Tell me if I got this right:
-So cake goes wrapped into a tight cake box
-That goes into a regular box about the same size
-That goes into another box with packing peanuts. How much larger is this box?


Kima920 Posted 16 Aug 2010 , 12:55pm
post #19 of 21

You only need 2 boxes not three. You put the cake or other item into a bakery box. Then you wrap that box with bubble wrap. And place that into a shipping box. When using ice packs you want to wrap them up in saran wrap as well so as they melt they won't wet up everything in the box and the saran wrap helps slows down the melting process. I either put the packs on top of the bakery box or on the sides and then put in the packing peanuts. For the shipping box I get a box that is the closest size to the bakery box I am using to eliminate space and jostling around during shipping. I don't know if their on fans of UPS on here but for me I don't like them and only use FedEx. I have never had a problem with FedEx unless its going to the city (NYC). When it goes there I just think the people really don't care lol. I also mark on the shipping box FRAGILE and THIS SIDE UP all over the box. So the pick up person knows that there is something fragile in here. For hot states I would recommend if you can get your hands on it some dry ice, but if not if you freeze the products and use ice packs you should be fine. If any one else has any questions please let me know or you PM me as well icon_smile.gif

icesk8ermom Posted 16 Aug 2010 , 7:01pm
post #20 of 21

How do you keep the cake from sliding around on the cake board with all that moving around?
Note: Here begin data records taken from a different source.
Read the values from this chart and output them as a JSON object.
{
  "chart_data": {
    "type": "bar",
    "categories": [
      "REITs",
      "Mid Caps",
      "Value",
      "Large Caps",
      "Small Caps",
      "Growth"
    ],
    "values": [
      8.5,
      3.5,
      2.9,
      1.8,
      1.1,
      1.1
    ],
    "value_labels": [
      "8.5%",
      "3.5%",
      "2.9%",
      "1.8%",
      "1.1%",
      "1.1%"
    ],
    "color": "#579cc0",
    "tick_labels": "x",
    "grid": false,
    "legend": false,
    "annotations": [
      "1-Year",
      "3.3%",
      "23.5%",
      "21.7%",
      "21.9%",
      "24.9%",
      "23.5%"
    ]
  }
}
What is an average cost of shipping a cake via Fed Ex?

Jason---what is an average cost of shipping with the company you recommended?

Kima920 Posted 16 Aug 2010 , 8:16pm
post #21 of 21

I place the cake onto the cake board with buttercream and then I attach the cake to a cake drum the same size as the bakery box I plan to put it in. The shipping cost depends on the weight of the cake. For to ship to MD or NJ is between $10 to $15. Of course the customer pays the shipping costs. The lighter the box the less the shipping will cost.